Los barrios y asentamientos que por “tradición” han sido escenarios de graves inundaciones y terribles pérdidas, siguen en el mismo lugar.
La razón: falta de recursos económicos para trasladar a la población de esas zonas en riesgo, a otras áreas más seguras.
Por el momento, la única recomendación que puede dar el alcalde sandinista de Managua, Dionisio Marenco, es “manejarse con prudencia ante el invierno, porque no se puede hacer más”.
A la fecha, las autoridades competentes han detectado 31 puntos vulnerables que pueden ser inundados en Managua. Algunas de esas zonas pueden ser afectadas sólo mientras duren las lluvias, pero en otras los daños podrían ser más serios.
De acuerdo al Sistema Nacional para la Prevención, Mitigación y Atención de Desastres en Nicaragua (Sinapred), en su informe sobre la vulnerabilidad en Managua, los asentamientos establecidos en la zona baja de Acahualinca, Anexo a Las Brisas, sector aledaño a la Cuesta El Plomo, asentamiento Hugo Chávez y barrio Waspam Norte, entre otras zonas, son las que presentan mayor riesgo de inundación.

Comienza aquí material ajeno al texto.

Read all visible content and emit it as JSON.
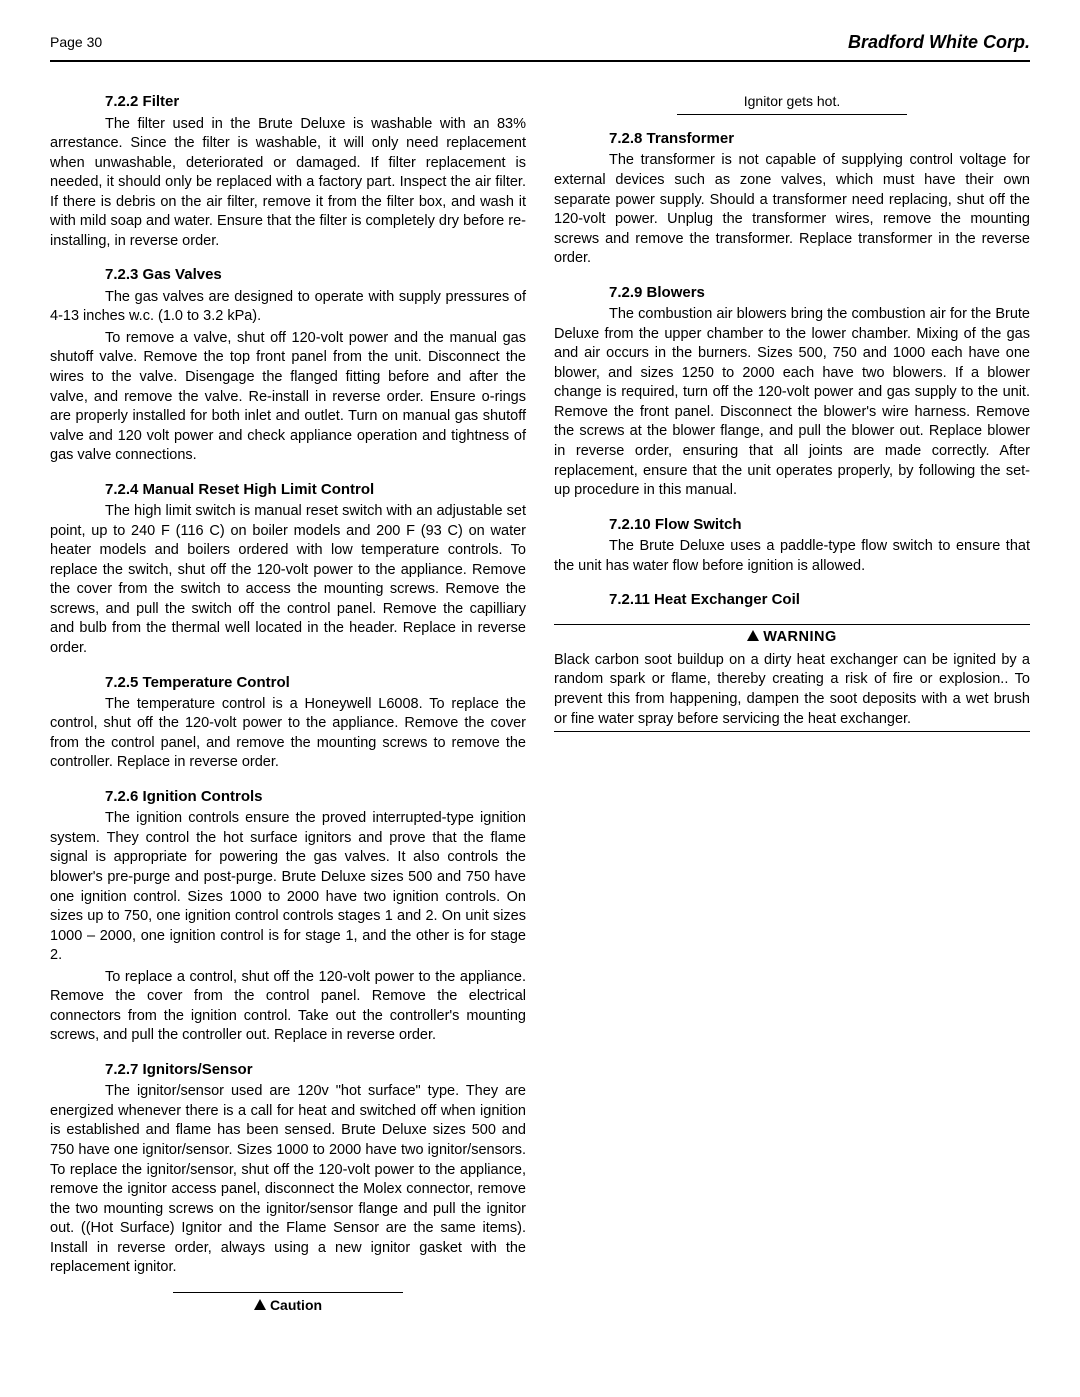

De acuerdo al mismo informe, el Distrito Tres es el más vulnerable, porque contiene el 45 por ciento de los sitios críticos. Le sigue el Distrito Seis, con 21 por ciento de los sitios más vulnerables; mientras, el Distrito Cuatro tiene el 17 por ciento de las zonas de mayor riesgo.
“Ya todas las instituciones saben eso (los puntos de riesgo). Ya no podemos hacer más, pero si la gente se sigue metiendo a estas zonas problemáticas se van a ahogar”, dijo el Alcalde de Managua.
De acuerdo a datos preliminares del Instituto Nicaragüense de Estudios Territoriales (Ineter), el período lluvioso en Nicaragua podría ser más abundante en este año, por los efectos directos del fenómeno La Niña.
El sistema de pronóstico del tiempo (CFS) utilizado por el Ineter, indica “una transición a condiciones La Niña durante mayo-julio”. Sin embargo, aún se desconocen las condiciones en que se desarrollará el fenómeno, o qué tan fuerte podría ser.